Le monde du Haut Artisanat fait une halte au LPO Eugène Hénaff. On s’agite, on veut voir … Je quitte le bureau, je retrouve Madame Lamarti et Monsieur Kirsch, collègues d’Arts Graphiques et d’Arts Appliqués dans les ateliers d’EBENISTERIE, section Brevet des Métiers d’Art.
Ça sent le grillé : des outils sont posés sur une plaque électrique branchée. Les élèves d’autres classes tendent le cou. Ils parlent avec les apprenants de 1re année du Brevet des Métiers d’Art Ebénisterie. Ils sont quelques-uns à leur établi, concentrés sur leur ouvrage. Le groupe se resserre autour des outils un peu vieillots.
Le professeur Monsieur Benhamouche, est allé les chercher auprès d’un professionnel, « un vieux de la vieille ».
On n’en trouve plus tellement nous dit-il. On sent qu’il est heureux de montrer ce geste à ses élèves, aux autres lycéens et à nous ses collègues.
On n’apprend plus à utiliser ces roulettes à marquer, nous confie-il.
C’est dommage, très dommage, ce geste de l’artisan ne s’apprend plus, ne se transmet plus.
C’est désormais un trésor que seul l’artisan possède.
Ce savoir-faire d’excellence est en voie de disparition.
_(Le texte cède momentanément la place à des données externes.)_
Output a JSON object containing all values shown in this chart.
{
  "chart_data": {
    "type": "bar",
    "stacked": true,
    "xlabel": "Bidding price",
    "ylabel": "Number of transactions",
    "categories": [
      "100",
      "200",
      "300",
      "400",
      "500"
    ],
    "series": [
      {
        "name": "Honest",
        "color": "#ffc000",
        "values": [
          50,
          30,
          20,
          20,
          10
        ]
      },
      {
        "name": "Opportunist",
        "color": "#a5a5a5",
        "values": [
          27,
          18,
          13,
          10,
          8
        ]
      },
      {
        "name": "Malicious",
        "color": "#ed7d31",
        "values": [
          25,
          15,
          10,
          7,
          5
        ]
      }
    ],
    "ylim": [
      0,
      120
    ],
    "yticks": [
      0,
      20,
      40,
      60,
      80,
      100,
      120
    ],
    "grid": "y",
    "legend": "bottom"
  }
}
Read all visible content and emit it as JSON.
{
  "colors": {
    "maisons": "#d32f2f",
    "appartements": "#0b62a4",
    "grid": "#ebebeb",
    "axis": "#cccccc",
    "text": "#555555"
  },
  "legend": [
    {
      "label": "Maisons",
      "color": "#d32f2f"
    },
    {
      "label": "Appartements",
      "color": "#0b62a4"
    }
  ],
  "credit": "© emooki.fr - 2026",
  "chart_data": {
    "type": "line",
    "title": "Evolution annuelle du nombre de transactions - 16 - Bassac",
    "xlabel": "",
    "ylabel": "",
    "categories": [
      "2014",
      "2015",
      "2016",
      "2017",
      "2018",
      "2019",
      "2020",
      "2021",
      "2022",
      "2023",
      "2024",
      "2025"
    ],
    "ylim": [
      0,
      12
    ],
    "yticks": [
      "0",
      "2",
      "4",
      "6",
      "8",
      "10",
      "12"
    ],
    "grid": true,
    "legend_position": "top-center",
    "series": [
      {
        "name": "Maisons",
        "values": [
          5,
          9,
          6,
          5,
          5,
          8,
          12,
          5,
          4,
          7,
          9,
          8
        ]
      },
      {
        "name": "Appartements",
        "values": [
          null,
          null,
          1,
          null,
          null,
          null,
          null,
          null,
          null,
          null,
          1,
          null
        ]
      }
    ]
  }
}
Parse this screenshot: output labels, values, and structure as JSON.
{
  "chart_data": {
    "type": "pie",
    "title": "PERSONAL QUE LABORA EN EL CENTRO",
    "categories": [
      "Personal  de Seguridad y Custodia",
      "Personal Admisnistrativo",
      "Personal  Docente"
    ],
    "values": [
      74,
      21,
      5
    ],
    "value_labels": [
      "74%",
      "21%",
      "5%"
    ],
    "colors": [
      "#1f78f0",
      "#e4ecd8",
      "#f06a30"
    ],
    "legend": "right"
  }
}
Sans bruit et sans tapage, le professeur a choisi de montrer et d’apprendre celui-ci à ses élèves passionnés et avides de nourriture d’exception, de savoirs remplis d’âme ouvrant la porte à toutes leurs audaces.
Point de grands discours, nous comprenons tous qu’Art et Artisanat vont de pair. De même que les gestes, les ajustements, les essais et la maitrise du geste au service de la beauté, constituent une suite logique, évidente de l’apprentissage. Il y a là mélange de matériaux et la simplicité délicate des formes et des lignes.
Dans le brouhaha de l’atelier, nous entrons dans un monde feutré et délicat. Sensible et précis. Un univers de patience et virtuosité où le geste peut en quelques millimètres tout changer. En toute humilité, le professeur souhaite montrer, transmettre, et donner. C’est sans doute là, que se déploie toute la beauté de la transmission et que tout fait sens.
Nous avons de la chance, nous assistons à un moment rare de rencontre entre le matériel – le bois et le cuir en l’occurrence – et le geste d’exception, immatériel par excellence.
Le professeur prend une des roulettes, la refroidit sur une éponge mouillée. Il déroule une bobine à ruban doré, il pose la roulette doucement et fermement, il fait rouler cet outil, pas totalement sûr encore de son geste.
Son émotion est perceptible et nous impacte, nous spectateurs. Comme si ce geste ancien et ce formateur se saluaient, avant que de se reconnaitre.
Ce sont de vieux amis.
Monsieur Benhamouche prend une roulette avec d’autres motifs. Le geste devient plus précis.
Nous avons retenu notre souffle et enfin les questions explosent.
Est-ce qu’on peut le faire directement sur le cuir, est ce que le grain du cuir joue ? son épaisseur ? y-at-il d’autres types de rubans …
Ce moment beau et simple nous a ravi.
Le formateur a fait appel à nos sens : le langage, l’exemple, le toucher et l’écoute.
Monsieur Benhamouche est « un passeur » et son partage de l’expérience semble transparent et très apprenant. Tous, nous avons participé à un morceau de transmission.
Et nous comprenons maintenant parfaitement cette phrase : « avoir les yeux au bout des doigts ».